Keywords: Breast cancer | Breast-conservation therapy | Hormonal therapy | Chemotherapy | Molecular targeted therapy

ABSTRACT
The results of clinical trials conducted in Europe and North America have been incorporated into treatment strategies for breast cancer in Japan. Despite the use of similar treatment regimens, why has mortality from breast cancer been increasing in Japan? Procedures for surgical treatment and sentinel lymph node biopsy in breast cancer do not differ between Japan and Western countries, but the strategies for radiotherapy differ slightly. Hormonal therapy is now selected on the basis of scientific evidence, and similar regimens are used in Japan and Western countries. As for postoperative adjuvant chemotherapy, an anthracycline plus cyclophosphamide and taxane-based regimens are standard treatments in Japan and Western countries.

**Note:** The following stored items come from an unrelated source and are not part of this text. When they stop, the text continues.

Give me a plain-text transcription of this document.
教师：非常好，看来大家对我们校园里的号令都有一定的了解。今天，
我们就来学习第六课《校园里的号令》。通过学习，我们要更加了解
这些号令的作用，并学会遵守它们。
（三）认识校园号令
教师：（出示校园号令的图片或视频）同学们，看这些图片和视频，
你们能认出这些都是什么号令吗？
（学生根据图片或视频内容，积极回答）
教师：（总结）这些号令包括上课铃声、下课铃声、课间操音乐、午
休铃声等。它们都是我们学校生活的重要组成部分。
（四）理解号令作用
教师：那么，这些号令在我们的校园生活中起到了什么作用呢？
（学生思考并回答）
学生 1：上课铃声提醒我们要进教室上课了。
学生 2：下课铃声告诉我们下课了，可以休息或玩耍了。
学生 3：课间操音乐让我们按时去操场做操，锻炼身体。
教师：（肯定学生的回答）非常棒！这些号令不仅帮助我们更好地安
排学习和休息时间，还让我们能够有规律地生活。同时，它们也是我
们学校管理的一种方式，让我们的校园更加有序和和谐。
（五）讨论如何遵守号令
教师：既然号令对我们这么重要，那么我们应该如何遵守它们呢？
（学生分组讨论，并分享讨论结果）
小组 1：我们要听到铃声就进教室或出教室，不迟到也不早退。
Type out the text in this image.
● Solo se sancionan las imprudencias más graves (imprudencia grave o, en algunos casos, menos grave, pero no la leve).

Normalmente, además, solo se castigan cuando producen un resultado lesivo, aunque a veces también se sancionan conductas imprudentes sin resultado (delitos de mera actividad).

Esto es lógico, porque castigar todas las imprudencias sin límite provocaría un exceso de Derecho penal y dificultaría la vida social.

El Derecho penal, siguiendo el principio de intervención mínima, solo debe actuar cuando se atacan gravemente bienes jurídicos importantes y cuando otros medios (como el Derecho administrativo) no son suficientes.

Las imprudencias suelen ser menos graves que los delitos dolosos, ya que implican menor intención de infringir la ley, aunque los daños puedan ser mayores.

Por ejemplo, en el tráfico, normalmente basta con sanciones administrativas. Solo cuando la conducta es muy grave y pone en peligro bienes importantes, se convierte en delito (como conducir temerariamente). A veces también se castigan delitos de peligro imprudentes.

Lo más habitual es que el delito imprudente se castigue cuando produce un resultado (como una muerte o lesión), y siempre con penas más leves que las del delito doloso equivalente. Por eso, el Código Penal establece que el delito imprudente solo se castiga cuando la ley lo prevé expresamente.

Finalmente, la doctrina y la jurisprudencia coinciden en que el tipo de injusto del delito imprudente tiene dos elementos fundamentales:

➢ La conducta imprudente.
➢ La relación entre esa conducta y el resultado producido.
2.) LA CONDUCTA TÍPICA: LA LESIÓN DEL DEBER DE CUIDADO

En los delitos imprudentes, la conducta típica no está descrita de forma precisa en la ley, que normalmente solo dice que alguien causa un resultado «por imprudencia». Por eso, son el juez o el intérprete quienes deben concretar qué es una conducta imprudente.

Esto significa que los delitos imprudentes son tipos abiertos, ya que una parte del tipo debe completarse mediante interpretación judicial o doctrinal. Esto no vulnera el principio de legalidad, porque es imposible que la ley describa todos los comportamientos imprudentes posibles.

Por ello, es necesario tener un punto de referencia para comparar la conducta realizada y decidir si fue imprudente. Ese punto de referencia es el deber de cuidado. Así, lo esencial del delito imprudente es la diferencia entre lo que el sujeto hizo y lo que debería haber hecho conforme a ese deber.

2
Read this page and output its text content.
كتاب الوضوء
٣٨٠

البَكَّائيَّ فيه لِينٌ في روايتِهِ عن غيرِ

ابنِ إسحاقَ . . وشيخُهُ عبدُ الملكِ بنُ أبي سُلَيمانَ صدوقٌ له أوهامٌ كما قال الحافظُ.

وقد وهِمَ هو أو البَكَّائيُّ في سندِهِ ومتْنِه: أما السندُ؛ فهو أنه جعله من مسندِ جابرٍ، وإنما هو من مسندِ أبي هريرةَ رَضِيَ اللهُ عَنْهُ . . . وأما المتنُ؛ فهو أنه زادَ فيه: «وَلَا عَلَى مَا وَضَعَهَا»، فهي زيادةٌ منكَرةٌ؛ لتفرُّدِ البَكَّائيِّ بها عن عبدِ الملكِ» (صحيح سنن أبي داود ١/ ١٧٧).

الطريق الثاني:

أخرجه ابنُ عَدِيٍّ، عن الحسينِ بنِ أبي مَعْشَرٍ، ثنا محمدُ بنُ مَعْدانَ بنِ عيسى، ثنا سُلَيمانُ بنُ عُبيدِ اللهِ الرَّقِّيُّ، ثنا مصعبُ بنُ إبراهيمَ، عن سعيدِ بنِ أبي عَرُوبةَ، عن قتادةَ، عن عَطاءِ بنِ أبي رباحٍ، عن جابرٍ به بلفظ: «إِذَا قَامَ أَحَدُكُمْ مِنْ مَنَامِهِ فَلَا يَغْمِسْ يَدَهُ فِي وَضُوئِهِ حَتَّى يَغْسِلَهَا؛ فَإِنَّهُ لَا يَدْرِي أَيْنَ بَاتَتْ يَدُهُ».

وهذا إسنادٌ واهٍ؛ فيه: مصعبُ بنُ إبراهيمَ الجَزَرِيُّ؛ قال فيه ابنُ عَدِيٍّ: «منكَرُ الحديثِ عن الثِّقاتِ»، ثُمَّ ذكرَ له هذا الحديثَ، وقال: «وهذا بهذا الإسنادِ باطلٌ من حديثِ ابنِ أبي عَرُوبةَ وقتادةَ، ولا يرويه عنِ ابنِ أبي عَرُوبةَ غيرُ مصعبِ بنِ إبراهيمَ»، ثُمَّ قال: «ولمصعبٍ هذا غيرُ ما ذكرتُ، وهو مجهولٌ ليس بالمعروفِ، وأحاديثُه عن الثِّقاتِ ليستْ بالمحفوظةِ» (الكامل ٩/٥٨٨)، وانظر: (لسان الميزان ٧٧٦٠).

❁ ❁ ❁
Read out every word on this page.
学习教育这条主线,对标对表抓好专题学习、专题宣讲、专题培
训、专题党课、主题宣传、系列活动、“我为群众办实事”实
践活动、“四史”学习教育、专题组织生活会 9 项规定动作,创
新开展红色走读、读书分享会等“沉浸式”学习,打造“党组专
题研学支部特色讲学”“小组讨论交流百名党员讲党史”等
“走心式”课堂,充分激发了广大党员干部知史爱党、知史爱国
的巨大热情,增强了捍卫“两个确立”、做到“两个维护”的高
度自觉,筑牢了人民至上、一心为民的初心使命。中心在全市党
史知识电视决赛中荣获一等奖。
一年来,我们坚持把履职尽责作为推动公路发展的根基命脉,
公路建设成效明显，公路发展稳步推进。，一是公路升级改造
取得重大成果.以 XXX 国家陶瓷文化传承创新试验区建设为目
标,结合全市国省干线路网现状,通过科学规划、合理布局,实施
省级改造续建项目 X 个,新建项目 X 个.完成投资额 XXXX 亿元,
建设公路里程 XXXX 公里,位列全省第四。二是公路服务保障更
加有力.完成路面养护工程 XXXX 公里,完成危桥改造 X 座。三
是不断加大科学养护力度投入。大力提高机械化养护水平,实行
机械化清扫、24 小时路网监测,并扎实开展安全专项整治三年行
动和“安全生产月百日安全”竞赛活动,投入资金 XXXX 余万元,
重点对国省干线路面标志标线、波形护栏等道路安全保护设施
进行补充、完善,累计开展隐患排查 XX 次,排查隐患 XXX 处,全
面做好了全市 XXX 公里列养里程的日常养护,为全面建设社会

In 2009, however, the results of two large clinical studies designed to determine whether intravenous or oral treatment was superior for postoperative adjuvant chemotherapy were reported in Japan. Both studies showed that relapse-free survival and overall survival (OS) at 5 years after surgery were similar for a combination of cyclophosphamide, methotrexate, and 5-fluorouracil and for tegafur/uracil. Many chemotherapeutic agents that are used to treat recurrent or metastatic breast cancer have not yet been approved in Japan. As for molecular targeted therapy, some agents that target the human epidermal growth factor receptor family have been approved in Japan, whereas angiogenesis inhibitors have not. The results of many clinical trials have been incorporated into clinical practice in Japan, therefore, the outcomes of breast cancer therapy have surpassed those in other countries. Many pivotal clinical trials have been conducted outside Japan. Treatment regimens that have been developed on the basis of these studies might be suitable for the management of breast cancer in Western women, but not for Japanese women because of differences in genetic factors, physique, body mass index, pharmacokinetics, and drug metabolism. Such regimens should be modified on the basis of the characteristics of breast cancer in Japan to develop treatment that is optimally suited for Japanese women. In particular, local studies of pharmacokinetics, pharmacodynamics, and optimal dose levels and treatment intervals should be carefully performed. The establishment of treatment regimens optimally suited for Japanese patients with breast cancer could put the brakes on the trend towards increasing mortality from breast cancer in Japan.